You’ve likely seen it in liquor stores with the trademarked yellow/orange packaging. You may have seen people slugging it in music videos or after big sports wins. If you’re fortunate you may have even tried some of the famous Veuve Clicquot Champagne. A couple weeks ago I attended an event held by the wonderful folks at iYellow Wine Club where we got to taste 5 different Veuve Champagne’s. This is a rare treat, but what made it even better was it was hosted at the new Michaels Steakhouse on Simcoe Street, and our guest of honour was none other than the winemaker himself Pierre Casenave.
First let’s clarify that Clicquot makes Champagne. True Champagne. Not simply ‘sparkling wine’. Blending varying amounts of Pinot Noir, Chardonnay, and Pinot Meunier, these are complex wines with layers upon layers of flavour and structure making Veuve one of the most famous producers of Champagne in the world. They were the first to produce a rose Champagne back in the 1800’s and today are one of the most recognizable Champagnes houses around the world. That rich history alone makes them an impressive producer. In fact the company actually dates back to the late 1700’s with the original winemaker being the widow (Veuve means window in French) Clicquot. After her husband passed away she started the winery and though it is corporately owned today, they seem to hold on to that rich history. In fact as stories go Veuve may have the greatest wine one I have ever heard.

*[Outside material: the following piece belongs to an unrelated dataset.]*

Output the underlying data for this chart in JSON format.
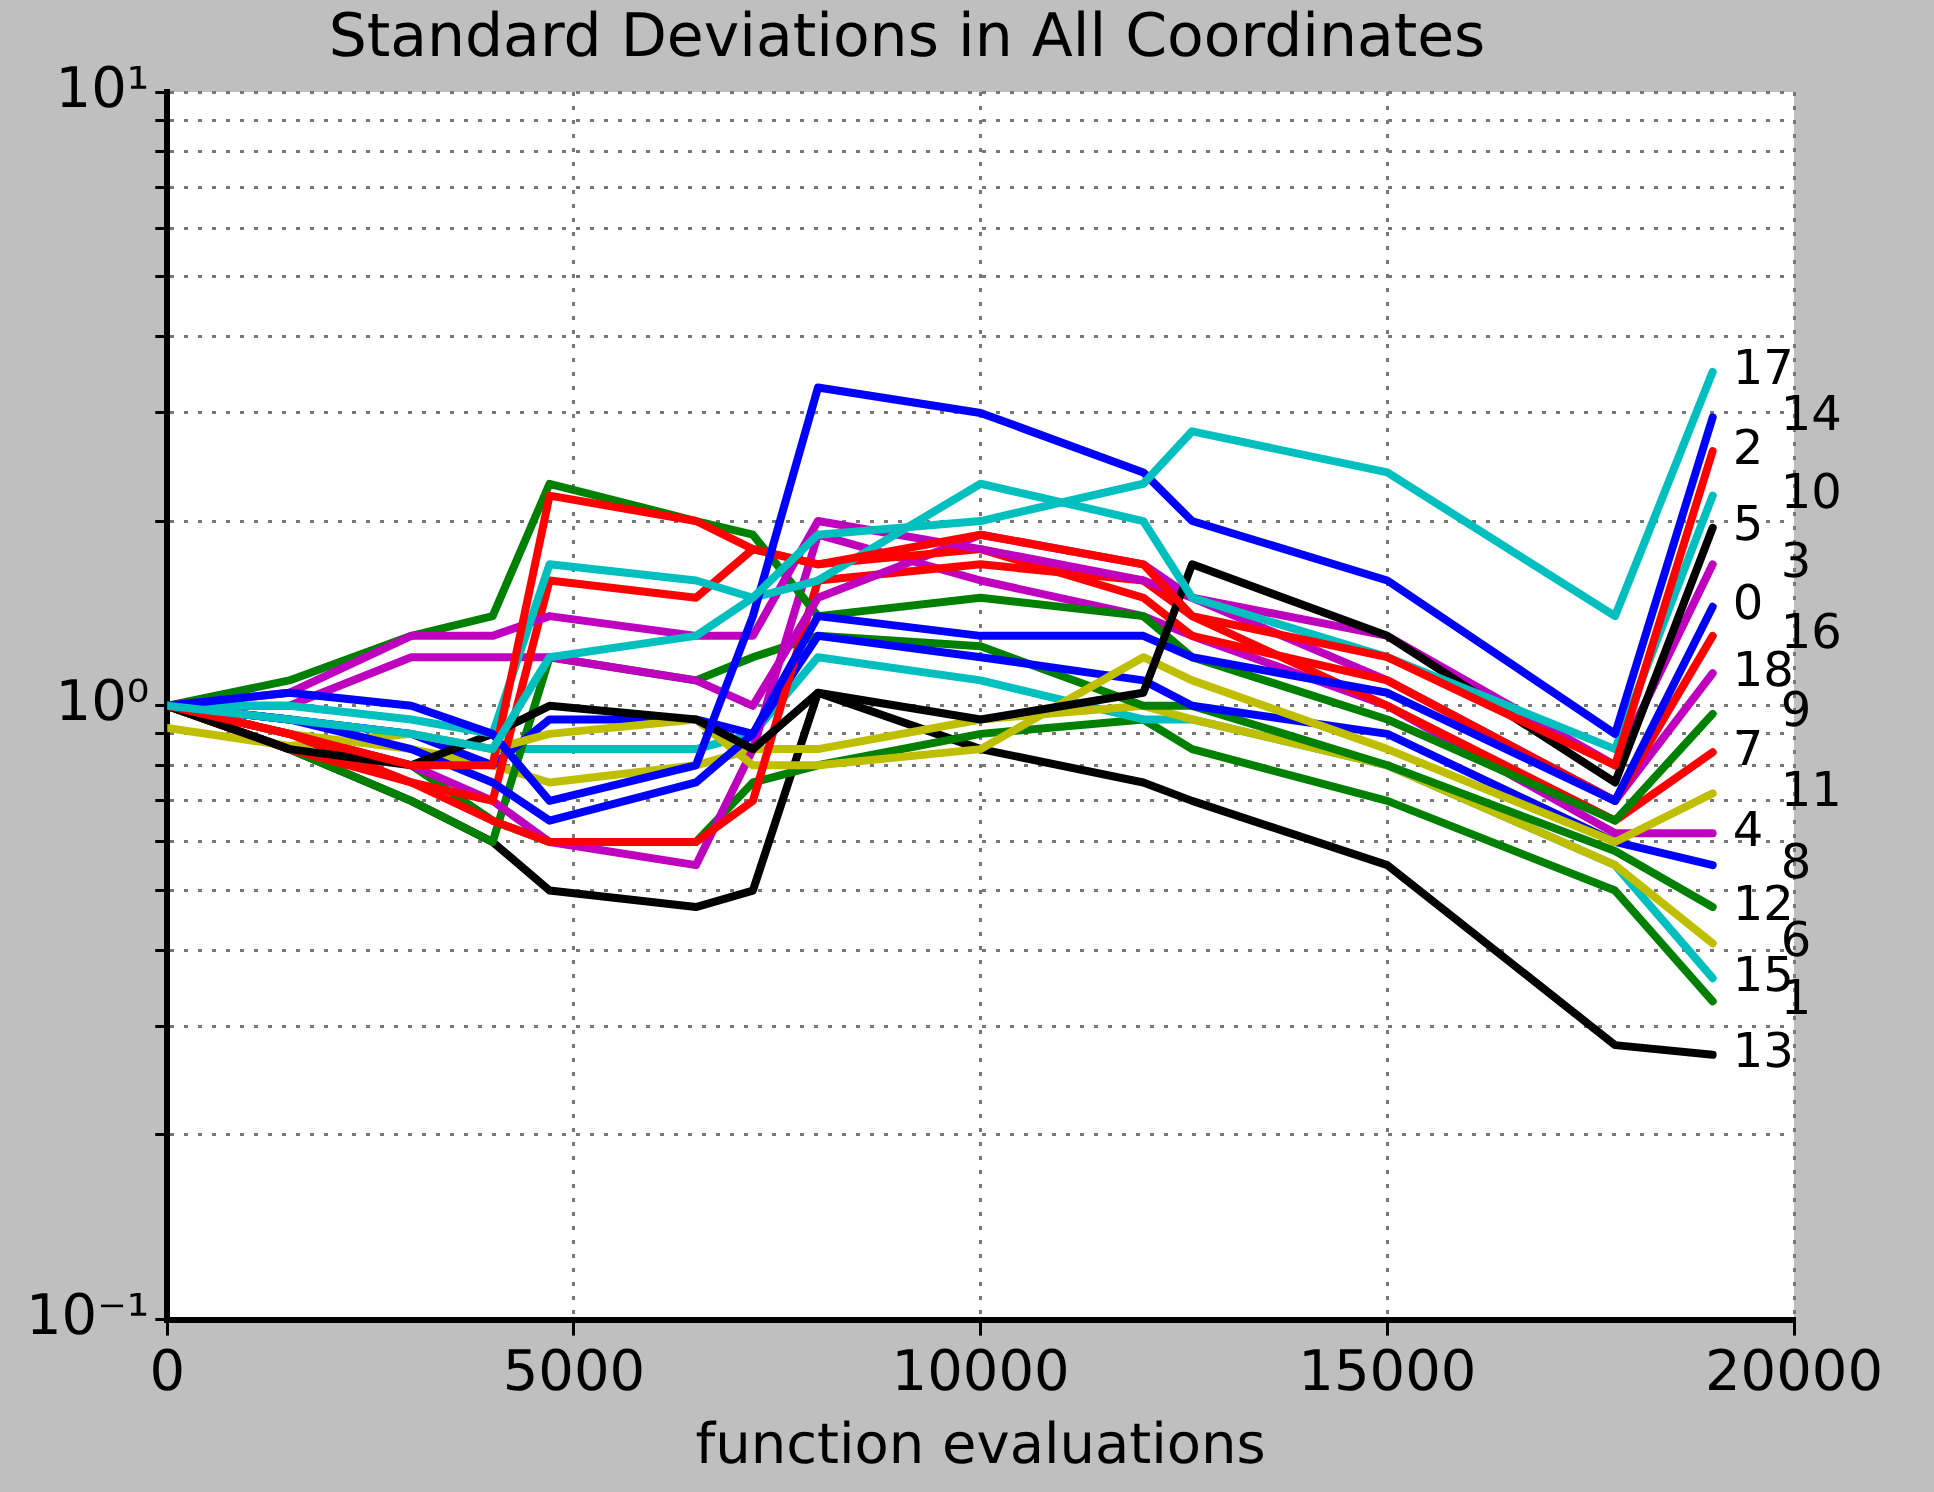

In July 2010 a shipwreck was discovered in the Baltic Sea somewhere between Finland and Sweden. Divers searching the wreck quite literally discovered treasure, over 100 bottles of Vintage Champagne dating back over 200 years. After much analysis dozens of the bottles were proven to belong to Veuve Clicquot. Champagne nearly two centuries old and made by Mrs. Clicquot herself! Buried in the depths of the Baltic Sea the wine didn’t spoil. It was on it’s side, well sealed, there was no sunlight, the perfect humidity, and the perfect temperature. It was in fact the perfect wine cellar. Of all the bottles discovered many remained in the hands of the Finnish government and many went up for auction fetching prices in the tens of thousands per bottle. Two bottles however made it back to Veuve. Of those two one remains on site in the winery museum and the second one was actually opened for a private tasting just this past June. The Vintage Champagne dated 1814 was lined up against 4 of Veuves best vintage Champagnes of the past century and tasted by exclusive company. Can you imagine? It’s a real life wine fairy tale! I’m happy enough just having met someone who was part of that tasting panel. As for the 1814, Pierre described it as having distinct flavours of yeast, toast, and honey. However even more surprising, and impressive really, he described it as still being “fresh”. Truly unbelievable.

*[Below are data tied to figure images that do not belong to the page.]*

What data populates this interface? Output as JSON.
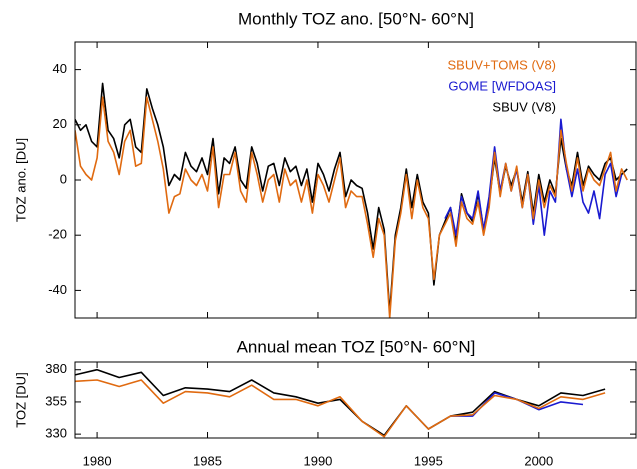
{
  "chart_data": [
    {
      "type": "line",
      "title": "Monthly TOZ ano. [50°N- 60°N]",
      "y_label": "TOZ ano. [DU]",
      "xlim": [
        1979,
        2004.4
      ],
      "ylim": [
        -50,
        50
      ],
      "yticks": [
        -40,
        -20,
        0,
        20,
        40
      ],
      "xticks": [
        1980,
        1985,
        1990,
        1995,
        2000
      ],
      "legend": "upper right",
      "x": [
        1979,
        1979.25,
        1979.5,
        1979.75,
        1980,
        1980.25,
        1980.5,
        1980.75,
        1981,
        1981.25,
        1981.5,
        1981.75,
        1982,
        1982.25,
        1982.5,
        1982.75,
        1983,
        1983.25,
        1983.5,
        1983.75,
        1984,
        1984.25,
        1984.5,
        1984.75,
        1985,
        1985.25,
        1985.5,
        1985.75,
        1986,
        1986.25,
        1986.5,
        1986.75,
        1987,
        1987.25,
        1987.5,
        1987.75,
        1988,
        1988.25,
        1988.5,
        1988.75,
        1989,
        1989.25,
        1989.5,
        1989.75,
        1990,
        1990.25,
        1990.5,
        1990.75,
        1991,
        1991.25,
        1991.5,
        1991.75,
        1992,
        1992.25,
        1992.5,
        1992.75,
        1993,
        1993.25,
        1993.5,
        1993.75,
        1994,
        1994.25,
        1994.5,
        1994.75,
        1995,
        1995.25,
        1995.5,
        1995.75,
        1996,
        1996.25,
        1996.5,
        1996.75,
        1997,
        1997.25,
        1997.5,
        1997.75,
        1998,
        1998.25,
        1998.5,
        1998.75,
        1999,
        1999.25,
        1999.5,
        1999.75,
        2000,
        2000.25,
        2000.5,
        2000.75,
        2001,
        2001.25,
        2001.5,
        2001.75,
        2002,
        2002.25,
        2002.5,
        2002.75,
        2003,
        2003.25,
        2003.5,
        2003.75,
        2004
      ],
      "series": [
        {
          "name": "SBUV+TOMS (V8)",
          "color": "#e06a10",
          "values": [
            18,
            5,
            2,
            0,
            8,
            30,
            14,
            10,
            2,
            14,
            18,
            5,
            6,
            30,
            22,
            14,
            4,
            -12,
            -6,
            -5,
            4,
            0,
            -2,
            2,
            -4,
            12,
            -10,
            2,
            2,
            10,
            -4,
            -8,
            10,
            2,
            -8,
            0,
            2,
            -8,
            4,
            -2,
            0,
            -8,
            0,
            -12,
            2,
            -2,
            -8,
            0,
            8,
            -10,
            -4,
            -6,
            -6,
            -16,
            -28,
            -14,
            -20,
            -50,
            -22,
            -12,
            2,
            -14,
            0,
            -10,
            -14,
            -36,
            -20,
            -16,
            -12,
            -24,
            -8,
            -14,
            -16,
            -8,
            -20,
            -10,
            10,
            -6,
            6,
            -4,
            5,
            -10,
            2,
            -14,
            0,
            -10,
            -2,
            -6,
            18,
            6,
            -4,
            8,
            -4,
            4,
            0,
            -2,
            4,
            10,
            -4,
            4,
            0
          ]
        },
        {
          "name": "GOME [WFDOAS]",
          "color": "#1a1ad0",
          "values": [
            null,
            null,
            null,
            null,
            null,
            null,
            null,
            null,
            null,
            null,
            null,
            null,
            null,
            null,
            null,
            null,
            null,
            null,
            null,
            null,
            null,
            null,
            null,
            null,
            null,
            null,
            null,
            null,
            null,
            null,
            null,
            null,
            null,
            null,
            null,
            null,
            null,
            null,
            null,
            null,
            null,
            null,
            null,
            null,
            null,
            null,
            null,
            null,
            null,
            null,
            null,
            null,
            null,
            null,
            null,
            null,
            null,
            null,
            null,
            null,
            null,
            null,
            null,
            null,
            null,
            null,
            null,
            -14,
            -10,
            -20,
            -6,
            -12,
            -14,
            -4,
            -18,
            -6,
            12,
            -4,
            6,
            -4,
            4,
            -10,
            2,
            -16,
            -2,
            -20,
            -4,
            -8,
            22,
            4,
            -6,
            4,
            -8,
            -12,
            -4,
            -14,
            2,
            6,
            -6,
            2,
            null
          ]
        },
        {
          "name": "SBUV (V8)",
          "color": "#000000",
          "values": [
            22,
            18,
            20,
            14,
            12,
            35,
            18,
            15,
            8,
            20,
            22,
            12,
            10,
            33,
            26,
            20,
            12,
            -2,
            2,
            0,
            10,
            5,
            3,
            8,
            2,
            15,
            -5,
            8,
            6,
            12,
            0,
            -3,
            12,
            6,
            -4,
            5,
            6,
            -2,
            8,
            3,
            5,
            -2,
            4,
            -8,
            6,
            2,
            -4,
            4,
            10,
            -6,
            0,
            -2,
            -3,
            -12,
            -25,
            -10,
            -18,
            -48,
            -20,
            -10,
            4,
            -10,
            2,
            -8,
            -12,
            -38,
            -20,
            -15,
            -10,
            -22,
            -5,
            -12,
            -15,
            -5,
            -18,
            -8,
            8,
            -5,
            5,
            -2,
            4,
            -8,
            3,
            -12,
            2,
            -8,
            0,
            -5,
            15,
            4,
            -2,
            10,
            -2,
            5,
            2,
            0,
            6,
            8,
            0,
            2,
            4
          ]
        }
      ]
    },
    {
      "type": "line",
      "title": "Annual mean TOZ [50°N- 60°N]",
      "y_label": "TOZ [DU]",
      "xlim": [
        1979,
        2004.4
      ],
      "ylim": [
        327,
        386
      ],
      "yticks": [
        330,
        355,
        380
      ],
      "xticks": [
        1980,
        1985,
        1990,
        1995,
        2000
      ],
      "x": [
        1979,
        1980,
        1981,
        1982,
        1983,
        1984,
        1985,
        1986,
        1987,
        1988,
        1989,
        1990,
        1991,
        1992,
        1993,
        1994,
        1995,
        1996,
        1997,
        1998,
        1999,
        2000,
        2001,
        2002,
        2003
      ],
      "series": [
        {
          "color": "#e06a10",
          "values": [
            371,
            372,
            367,
            372,
            354,
            363,
            362,
            359,
            368,
            357,
            357,
            352,
            359,
            340,
            328,
            352,
            334,
            344,
            345,
            360,
            357,
            350,
            359,
            357,
            362
          ]
        },
        {
          "color": "#1a1ad0",
          "values": [
            null,
            null,
            null,
            null,
            null,
            null,
            null,
            null,
            null,
            null,
            null,
            null,
            null,
            null,
            null,
            null,
            null,
            344,
            344,
            362,
            357,
            349,
            355,
            353,
            null
          ]
        },
        {
          "color": "#000000",
          "values": [
            376,
            380,
            374,
            378,
            360,
            366,
            365,
            363,
            372,
            362,
            359,
            354,
            357,
            340,
            329,
            352,
            334,
            344,
            347,
            363,
            357,
            352,
            362,
            360,
            365
          ]
        }
      ]
    }
  ]
}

So good story right? But what about the wine we tried. We went through 5 of Veuves Champagnes (unfortunately all dated in the 21st century) including The Brut, The Brut Rose, The Demi Sec (semi sweet), The vintage Brut 2004, and the Vintage Brut 2004 Rose. For me these are a bit tough to rate because all were fantastic, well balanced and complex wines. All would be over 90 points on a 100 point scale. My personal favourite was the vintage 2004 Brut, and the non vintage Brut Rose. Ever so slightly better than the rest, they showed the most depth of flavour and were probably the best food pairing wines of the group.

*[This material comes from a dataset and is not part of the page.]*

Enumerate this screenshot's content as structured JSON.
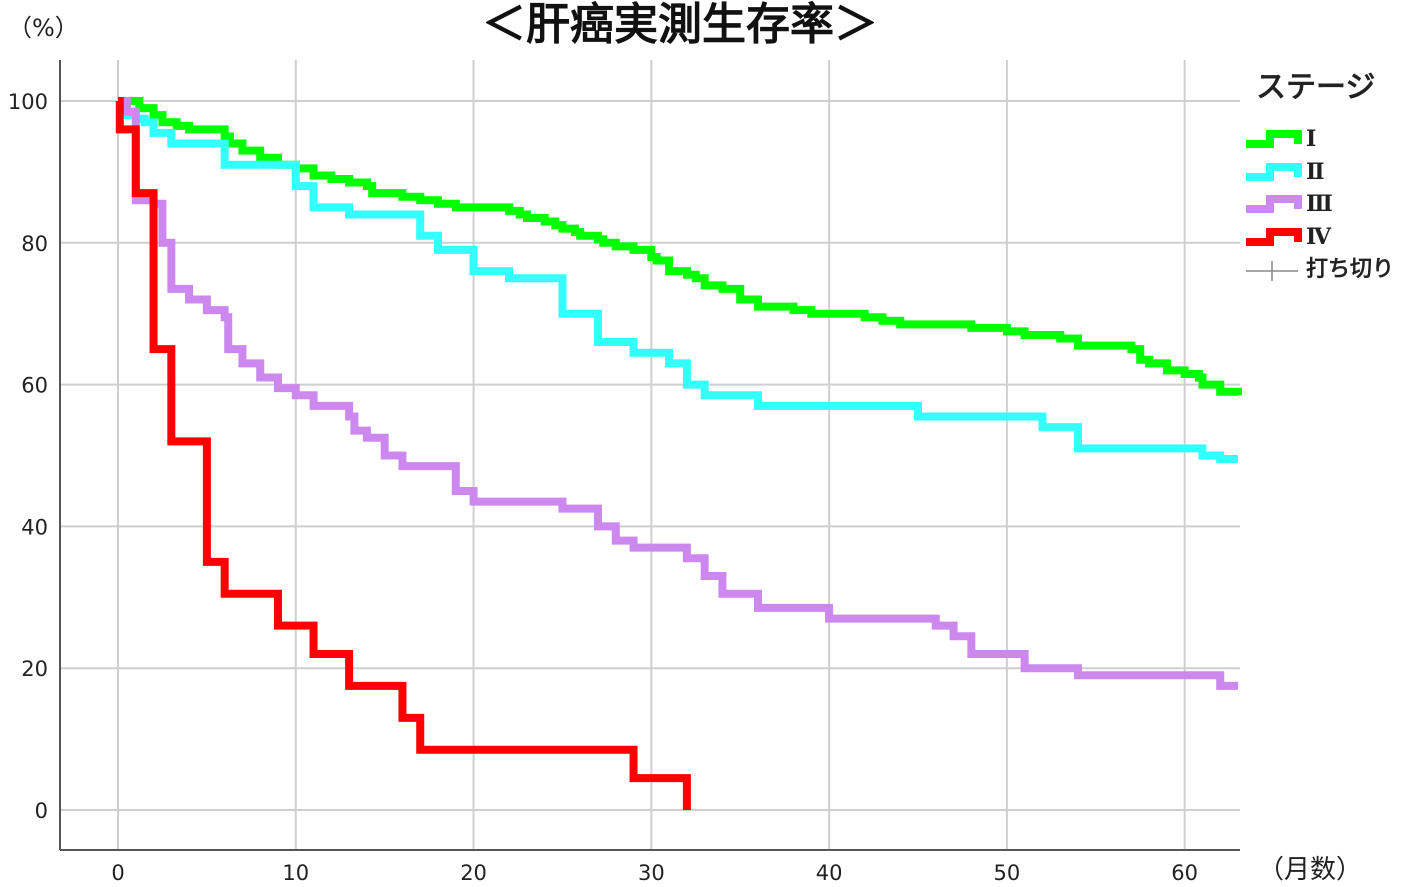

But compared to many I am far from a Champagne loyalist, and many, many, of those do exist. I have actually been publicly critical of the prices for Champagne. The range of wine we tried started at $70 and ended at $120 per bottle. As someone who often writes about value with the perspective of the everyday consumer, that is tough to manage for most. But I can tell you that I learned something. Unless you are part of the aforementioned Champagne loyalist family, you should keep one bottle of Champagne in your fridge or cellar at all times. I would highly recommend that one bottle be Veuve as it is truly classic Champagne. For one you should always have sparkling on hand for the right moment (no that’s not necessarily New Years Eve) and it’s a little known fact that most sparkling wine is actually meant to be consumed young including both Cava (Spain) and Prosseco (Italy). So you can pay less for those but shouldn’t keep them around too long. Champagne on the other hand you can keep around for a very long time, in fact good Champagne is some of the most age worthy wine ever produced. Secondly they are excellent food pairing wines so when you make a divine anniversary dinner you can have the double benefit of both serving bubbly and it being Champagne. Finally let’s be honest, it’s Champagne. What’s going to impress more than a bottle of the world’s foremost sparkling wine? If your in the habit of keeping wine around you need to have your “out to impress” bottle on hand… Veuve Clicquot should be that bottle.